Das Gericht geht im Rahmen des vorliegenden Verfahrens des einstweiligen Rechtsschutzes von der Zulässigkeit auch der Anfechtungsklage des Antragstellers zu 1. und damit des Antrags nach § 80 Abs. 5 VwGO, insbesondere von einer Klage- und Antragsbefugnis des Antragstellers zu 1. aus. Zwar führt der Antragsgegner zurecht aus, dass die Allgemeinverfügung sich weder unmittelbar auf die Berufstätigkeit bezieht noch eine sog. „objektiv berufsregelnde Tendenz“ aufweist, so dass fraglich ist, ob ein Eingriff in die Berufsfreiheit vorliegt. Angesichts der intensiven faktischen Auswirkungen, die das Verbot des Besuchs einer Kindertagesstätte auf die Berufsausübung in Vollzeit berufstätiger Eltern und auf deren Alltag haben kann, liegt aber eine unmittelbare Rechtsbetroffenheit in Form jedenfalls eines Eingriffs in die allgemeine Handlungsfreiheit aus Art. 2 Abs. 1 GG nahe, so dass der Antragsteller geltend machen kann, möglicherweise in eigenen Rechten verletzt zu sein. Die endgültige Klärung der Frage der Rechtsbetroffenheit muss dem Hauptsacheverfahren vorbehalten bleiben.

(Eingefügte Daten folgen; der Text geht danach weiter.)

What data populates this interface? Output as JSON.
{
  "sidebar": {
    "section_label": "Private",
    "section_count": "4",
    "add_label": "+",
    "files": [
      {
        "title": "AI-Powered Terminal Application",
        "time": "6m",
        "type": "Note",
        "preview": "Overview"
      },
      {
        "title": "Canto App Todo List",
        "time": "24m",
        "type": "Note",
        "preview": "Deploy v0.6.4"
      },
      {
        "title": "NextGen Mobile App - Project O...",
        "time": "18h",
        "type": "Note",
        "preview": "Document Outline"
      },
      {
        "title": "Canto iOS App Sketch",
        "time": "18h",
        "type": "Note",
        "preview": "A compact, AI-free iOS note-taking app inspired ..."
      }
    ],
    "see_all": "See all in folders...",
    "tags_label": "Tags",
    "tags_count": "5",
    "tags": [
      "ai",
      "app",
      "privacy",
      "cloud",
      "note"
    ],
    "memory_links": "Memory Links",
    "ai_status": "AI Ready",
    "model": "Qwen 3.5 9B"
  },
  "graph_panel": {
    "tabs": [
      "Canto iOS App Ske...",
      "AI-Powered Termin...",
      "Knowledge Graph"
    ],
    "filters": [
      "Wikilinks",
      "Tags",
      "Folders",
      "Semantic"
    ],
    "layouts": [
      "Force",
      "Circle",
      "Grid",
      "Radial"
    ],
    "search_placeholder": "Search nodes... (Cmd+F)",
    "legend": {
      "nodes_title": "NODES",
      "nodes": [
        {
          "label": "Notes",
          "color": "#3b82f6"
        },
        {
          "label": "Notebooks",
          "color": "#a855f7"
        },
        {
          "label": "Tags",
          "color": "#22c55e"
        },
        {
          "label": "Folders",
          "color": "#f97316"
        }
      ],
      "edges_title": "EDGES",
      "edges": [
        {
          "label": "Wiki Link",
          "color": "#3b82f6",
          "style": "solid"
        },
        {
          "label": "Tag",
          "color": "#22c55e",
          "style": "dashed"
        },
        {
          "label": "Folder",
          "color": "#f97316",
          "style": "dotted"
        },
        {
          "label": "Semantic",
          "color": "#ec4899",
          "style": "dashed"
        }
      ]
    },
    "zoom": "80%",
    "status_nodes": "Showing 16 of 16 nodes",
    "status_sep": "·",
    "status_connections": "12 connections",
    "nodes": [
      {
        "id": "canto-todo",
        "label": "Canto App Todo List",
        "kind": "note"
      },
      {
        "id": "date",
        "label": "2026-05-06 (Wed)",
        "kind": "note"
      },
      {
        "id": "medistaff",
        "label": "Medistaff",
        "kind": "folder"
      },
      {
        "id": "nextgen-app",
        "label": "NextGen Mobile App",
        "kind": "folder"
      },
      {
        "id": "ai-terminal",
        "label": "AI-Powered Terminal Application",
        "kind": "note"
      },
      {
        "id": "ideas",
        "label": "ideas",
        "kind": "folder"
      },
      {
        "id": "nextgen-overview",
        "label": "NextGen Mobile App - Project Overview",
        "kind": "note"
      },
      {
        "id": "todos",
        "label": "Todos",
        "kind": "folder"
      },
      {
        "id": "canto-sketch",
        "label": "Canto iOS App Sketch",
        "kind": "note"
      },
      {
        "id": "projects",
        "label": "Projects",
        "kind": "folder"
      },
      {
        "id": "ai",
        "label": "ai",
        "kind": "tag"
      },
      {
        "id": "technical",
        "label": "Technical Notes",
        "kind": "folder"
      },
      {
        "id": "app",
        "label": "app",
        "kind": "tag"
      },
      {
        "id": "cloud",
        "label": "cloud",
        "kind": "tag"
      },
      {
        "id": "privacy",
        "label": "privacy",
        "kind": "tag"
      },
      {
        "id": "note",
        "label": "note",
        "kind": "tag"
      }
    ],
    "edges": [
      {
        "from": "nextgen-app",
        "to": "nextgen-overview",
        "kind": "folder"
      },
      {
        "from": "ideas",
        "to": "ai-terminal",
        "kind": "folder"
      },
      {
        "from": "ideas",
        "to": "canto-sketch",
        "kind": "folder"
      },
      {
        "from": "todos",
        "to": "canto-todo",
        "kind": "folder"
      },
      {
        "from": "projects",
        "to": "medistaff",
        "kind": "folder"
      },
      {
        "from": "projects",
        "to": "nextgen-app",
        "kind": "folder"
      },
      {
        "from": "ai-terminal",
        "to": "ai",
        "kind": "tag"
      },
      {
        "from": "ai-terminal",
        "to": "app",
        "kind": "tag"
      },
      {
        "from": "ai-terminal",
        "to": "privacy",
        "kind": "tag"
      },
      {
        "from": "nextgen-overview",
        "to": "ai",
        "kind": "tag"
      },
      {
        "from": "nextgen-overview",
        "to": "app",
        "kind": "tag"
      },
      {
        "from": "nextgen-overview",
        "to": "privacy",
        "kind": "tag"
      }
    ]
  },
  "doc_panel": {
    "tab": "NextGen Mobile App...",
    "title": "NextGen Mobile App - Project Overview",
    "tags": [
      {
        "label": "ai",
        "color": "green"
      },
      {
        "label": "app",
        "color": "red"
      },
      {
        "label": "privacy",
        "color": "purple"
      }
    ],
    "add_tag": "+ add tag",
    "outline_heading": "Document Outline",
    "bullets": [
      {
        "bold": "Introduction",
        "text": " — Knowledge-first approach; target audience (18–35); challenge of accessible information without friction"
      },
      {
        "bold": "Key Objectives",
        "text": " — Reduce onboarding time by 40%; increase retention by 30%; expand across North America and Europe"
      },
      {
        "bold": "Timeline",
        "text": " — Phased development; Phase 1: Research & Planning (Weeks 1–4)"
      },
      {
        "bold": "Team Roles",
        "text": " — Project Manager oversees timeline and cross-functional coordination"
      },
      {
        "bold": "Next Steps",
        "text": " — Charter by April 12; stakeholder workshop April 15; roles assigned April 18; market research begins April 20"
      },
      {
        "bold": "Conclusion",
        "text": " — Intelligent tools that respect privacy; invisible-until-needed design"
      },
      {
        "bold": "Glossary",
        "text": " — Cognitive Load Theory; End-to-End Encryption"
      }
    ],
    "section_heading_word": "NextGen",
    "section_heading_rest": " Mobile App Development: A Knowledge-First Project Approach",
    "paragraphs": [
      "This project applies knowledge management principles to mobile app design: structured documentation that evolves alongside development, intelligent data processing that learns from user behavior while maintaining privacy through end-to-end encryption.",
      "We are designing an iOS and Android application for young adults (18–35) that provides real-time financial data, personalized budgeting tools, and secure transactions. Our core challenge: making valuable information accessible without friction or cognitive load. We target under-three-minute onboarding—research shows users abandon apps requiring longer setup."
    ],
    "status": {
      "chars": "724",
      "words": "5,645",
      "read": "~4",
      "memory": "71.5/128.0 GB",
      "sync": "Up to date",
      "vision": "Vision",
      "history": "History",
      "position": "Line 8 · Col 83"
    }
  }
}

2. Die Anträge auf Anordnung der aufschiebenden Wirkung der Klagen sind unbegründet.
Gemäß § 80 Abs. 5 Satz 1 Alt. 1 VwGO kann das Gericht der Hauptsache auf Antrag die aufschiebende Wirkung der Klage im Falle des § 80 Abs. 2 Satz 1 Nr. 3 VwGO ganz oder teilweise anordnen. Das Gericht trifft dabei eine eigene, originäre Ermessensentscheidung. Es hat zwischen dem in der gesetzlichen Regelung zum Ausdruck kommenden Interesse an der sofortigen Vollziehbarkeit des Verwaltungsakts und dem Interesse des Antragstellers an der aufschiebenden Wirkung seines Rechtsbehelfs abzuwägen. Im Rahmen dieser Abwägung sind in erster Linie die Erfolgsaussichten des Hauptsacheverfahrens zu berücksichtigen. Ergibt die im Rahmen des Eilverfahrens nach § 80 Abs. 5 VwGO vorzunehmende summarische Prüfung, dass der Rechtsbehelf voraussichtlich keinen Erfolg haben wird, tritt das Interesse des Antragstellers regelmäßig zurück. Erweist sich der zugrundeliegende Bescheid bei dieser Prüfung hingegen als rechtswidrig und das Hauptsacheverfahren damit voraussichtlich als erfolgreich, ist das Interesse an der sofortigen Vollziehung regelmäßig zu verneinen. Ist der Ausgang des Hauptsacheverfahrens hingegen offen, kommt es zu einer allgemeinen Abwägung der widerstreitenden Interessen.